How To Relay Email On A Postfix Server
Author: Stephan Jau
Revision: v1.0
Last Change: December 07 2009
Introduction
For two small businesses I set up a debian lenny installation on their "home" dsl connection. The problem is that they have dynamic ip addresses and most mailservers will not accept incoming mail from a server on a dynamic ip address. The solution is rather simple. Set up postfix in a way that it will relay the outgoing email through the actual ISP. In this short howto I'll show you how to do that.
1. Prerequisites
I assume that you already have set up a working postfix server and that you have an email account at your ISP which you can access. So you will need to have a login for your IPS's email account.
2. Edit the postfix config
First you need to edit your postfix config...
nano /etc/postfix/main.cf
... and add the following code at the end of your config:
smtp_sasl_auth_enable = yes smtp_sasl_security_options = noanonymous smtp_sasl_password_maps = hash:/etc/postfix/saslpasswd smtp_always_send_ehlo = yes relayhost = smtp.yourisp.com
Of course replace smtp.yourisp.com with the actual smtp server of your ISP. Also SASL must be working. If you followed the perfect howtos for setting up a server as provided by Falko then you don't have to worry about it. Then save and close the file.

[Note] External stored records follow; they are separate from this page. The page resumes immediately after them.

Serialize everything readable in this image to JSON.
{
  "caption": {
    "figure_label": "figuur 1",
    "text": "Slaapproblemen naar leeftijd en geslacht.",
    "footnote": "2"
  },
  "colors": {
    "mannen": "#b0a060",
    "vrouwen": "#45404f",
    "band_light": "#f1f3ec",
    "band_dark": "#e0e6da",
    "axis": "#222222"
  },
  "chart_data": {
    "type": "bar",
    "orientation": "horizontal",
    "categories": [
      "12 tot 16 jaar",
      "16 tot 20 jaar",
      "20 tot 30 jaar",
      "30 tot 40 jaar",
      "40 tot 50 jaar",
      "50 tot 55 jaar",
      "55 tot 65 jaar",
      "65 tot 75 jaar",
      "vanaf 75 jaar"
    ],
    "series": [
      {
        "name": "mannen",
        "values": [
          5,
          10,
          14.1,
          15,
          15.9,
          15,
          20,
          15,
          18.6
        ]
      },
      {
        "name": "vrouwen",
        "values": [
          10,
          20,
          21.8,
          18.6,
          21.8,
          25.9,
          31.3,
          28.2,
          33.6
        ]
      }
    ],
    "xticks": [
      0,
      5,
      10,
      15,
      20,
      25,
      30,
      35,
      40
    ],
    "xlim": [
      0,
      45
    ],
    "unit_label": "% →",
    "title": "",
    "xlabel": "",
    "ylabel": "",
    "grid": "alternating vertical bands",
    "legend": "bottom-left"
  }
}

If your ISP requires you to use a special port for sending email, then use a line like this instead:
relayhost = [smtp.yourisp.com]:PORT
In one of the cases that I have used this, I had to enter this:
relayhost = [smtpauth.bluewin.ch]:587
3. Edit /etc/postfix/saslpasswd
After having extended the postfix config you'll still need to add the credentials to the /etc/postfix/saslpasswd file, so that you can authorize yourself at your ISP.
nano /etc/postfix/saslpasswd
and then add this:
smtp.yourisp.com yourlogin:yourpassword
Of course replace yourlogin / yourpassword with the actual username and password provided by your ISP. You don't need to add the port there.
4. Hash /etc/postfix/saslpasswd
Before postfix can use that file, it needs to be hashed by postmap:
postmap /etc/postfix/saslpasswd
5. Restart postfix
Finally you need to restart postfix to use the new config:
/etc/init.d/postfix restart
6. Test it
When you send now an email using your email server to yourself (for example to a gmail account) and if you then check the full headers of that email, you will see, that the email was relayed through your ISP. That means it works now. As long as your ISP now isn't blacklisted, your dynamic IP won't hinder you to send email.